Sermon on Remembrance Sunday 2016


Remembrance Sunday comes in the Autumn as the leaves fall, an appropriate time to commend
the fallen. The shorter days, with cold, dank light somehow matches the
mood, rain mimics tears. The liturgical
season is known as The Kingdom Season, our readings and liturgy invite us to
think of the character of the Kingdom of heaven, both with us now and somehow
yet still to come.... it's an in-between time of paradoxical character, and
(like the world in which we live) it's shifting and uneasy.
Today's scriptures
are a case in point... the gospel prediction of the destruction of the temple
in Jerusalem (which actually happened in 70AD, obliterated by the Romans), the
promise of wars and rumours of wars, nations rising against nations,
earthquakes and famines, persecutions and betrayals, even war within families...
it sounds very familiar. Millenarian thinkers
have supposed that these presage the end of time, for example our OT reading
Malachi "the day is coming when all the
arrogant and all the evildoers will be stubble, the day that comes shall burn
them up, says the Lord " (4:1) - if only.... but the truth is that they seem to be a constant
context for every generation, and there is something both reassuring and disturbing
about this, reassuring because it means that whatever the troubles of our own
time, something of us will survive and things will change, disturbing because
it feels that we are in a constant cycle of fearfulness and violence,
punctuated only by brief periods of peace and social consensus...
Some have
identified the election of Donald Trump and Brexit as signs of an end to the
post-war consensus... Was the cold war era, in which we most of us have grown
up and by which our world view has been shaped, a time of peace or war? This church was built in 1953, when the Republican
Eisenhower replaced 20 years of Democrat rule in US, and Khrushchev succeeded
Stalin in the Soviet Union. The year
marked the end of the Korean War after a military stalemate, but it marked the
beginning in earnest of the arms race we came to call Mutually Assured Destruction
(MAD for short) which was not a comfortable existence! Since the fall of the Berlin Wall on 9th
November 1989 there has been the hope of new liberal market-led consensus, but whilst
we enjoy peace and our woes have only been economic, whereas in Afghanistan and
the Gulf, Syria and so many other places peace is not the gift of this generation,
and British lives have been lost in those wars and we remember them too
today. And then there is the challenge
of pollution and consumption to the planet.
Scarcer resources in the future will probably bring more conflict unless
we find a way of living better.
In a recent
article the American pacifist theologian Stanley wrote about resentment as a
motor of conflict
Mr Trump has given voice to a widespread discontent in
our culture," He mentions
racism and fear of terrorism but goes
on to describe "an even deeper
pathology — namely, the profound sense of unease that many Americans have about
their lives. That unease often takes the form of resentment against elites,
but, even more troublingly, it also funds the prejudice against minority groups
and immigrants." Hauerwas continues:
Resentment is another word for the unease that seems
to grip good middle-class — mostly white — people who have worked hard all
their lives and yet find that they are no better off than when they started.

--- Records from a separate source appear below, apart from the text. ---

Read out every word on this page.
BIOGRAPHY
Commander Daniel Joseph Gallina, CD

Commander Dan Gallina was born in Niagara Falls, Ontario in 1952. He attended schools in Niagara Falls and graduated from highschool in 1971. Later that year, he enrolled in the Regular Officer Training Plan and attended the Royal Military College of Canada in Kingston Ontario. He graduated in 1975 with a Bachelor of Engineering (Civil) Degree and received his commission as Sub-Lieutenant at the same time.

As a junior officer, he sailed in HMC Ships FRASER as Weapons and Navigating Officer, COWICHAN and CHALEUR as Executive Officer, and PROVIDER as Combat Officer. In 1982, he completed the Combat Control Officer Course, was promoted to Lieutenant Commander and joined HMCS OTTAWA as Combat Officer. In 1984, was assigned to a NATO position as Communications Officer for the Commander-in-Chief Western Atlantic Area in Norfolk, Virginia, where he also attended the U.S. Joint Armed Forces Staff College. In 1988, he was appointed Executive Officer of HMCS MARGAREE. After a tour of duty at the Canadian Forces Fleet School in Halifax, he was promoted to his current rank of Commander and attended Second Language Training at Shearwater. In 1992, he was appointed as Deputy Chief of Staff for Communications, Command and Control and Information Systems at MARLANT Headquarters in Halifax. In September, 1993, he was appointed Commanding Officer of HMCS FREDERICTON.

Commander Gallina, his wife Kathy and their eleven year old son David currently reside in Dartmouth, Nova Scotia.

They deeply resent what they interpret as the special treatment that some
receive in an effort to right the wrongs of the past. All this is happening at the same time as the
Church — at least, the mainstream Church — is struggling against a culture of
consumption. Americans find that they have no good reason for going to church.
The statistical decline of Christians has led some church leaders to think that
our primary job is to find ways to increase church membership. At a time when
Christians are seeking to say something confident and useful about “church
growth”, what we communicate is superficial and simplistic. You do not need to
come to church to be told that you need to be nice. Hauerwas concludes:
If any people should know what it means to envision a
good life, surely Christians should. And yet I do not think that we have
emphasised enough why it is so important to live well, and, perhaps even more
significantly, what living well looks like. (CT 4/11/16)
What does
living well look like? St Paul wrote to the Thessalonians "Brothers and sisters, do not be weary in doing what is
right" (3:13). Recently someone gave me book of parsons quotations,
including one by a man called Donald Hankey written in 1916:
I asked a RC padre at the front once, what he would do
if it was proved to him that there was no God. He replied that it would make no
difference to his work at all. He would continue comforting the sick and bereaved,
and giving the dying the assurance that there was one who loved them and that
their living had not been in vain (Student in Arms, 1916).
Donald
Hankley was born in 1884, the son of a man who had made his money as sheep
farmer in Australia before returning to England to raise a family. Hankey was commissioned in the Royal Garrison
Artillery age 17 but illness on station in Mauritius meant he was cashiered
out. Pondering his future he worked in slums,
crammed an education, went to study at Oxford and returned to the slum parishes
which also studying for the priesthood.. Unable to feel himself worthy he
dressed as a labourer and travelled steerage class to Australia, earning his
keep through labour, before returning to England in 1914 just short of his 30th
birthday and enlisted as what was called "Kitchener's Mob" a
gentleman ranker... quickly promoted to sergeant he gave up his stripes to move
company because he was so disgusted by cruel and incompetent officers. He was wounded in 1915, recovered, commissioned
into a new regiment and returned to France.
He died on 12th October 1916, just over 100 years ago today. He
wrote
The church is irrelevant if it focuses on the creeds. It only makes sense if it lifts people to God
and the immortality of their souls. Therefore
to be relevant it must be humble. One
humble life is far more than any amount of "cinema and buns" By cinema and buns he meant the things
churches do to entice and entertain people....
This
realization was forged in the dug outs of trenches, not in our comfortable
existence. It is said, there are no
atheists on a battlefield, I wonder whether that is true. Sometime I wonder whether everyone is an
atheist on a battlefield, because surely any moral scruple is suspended when
the blood lust rises. But I am struck that Jesus Christ found more faith in a soldier
than anywhere else in all Israel. Soldiers
know about team work, diligence, and duty.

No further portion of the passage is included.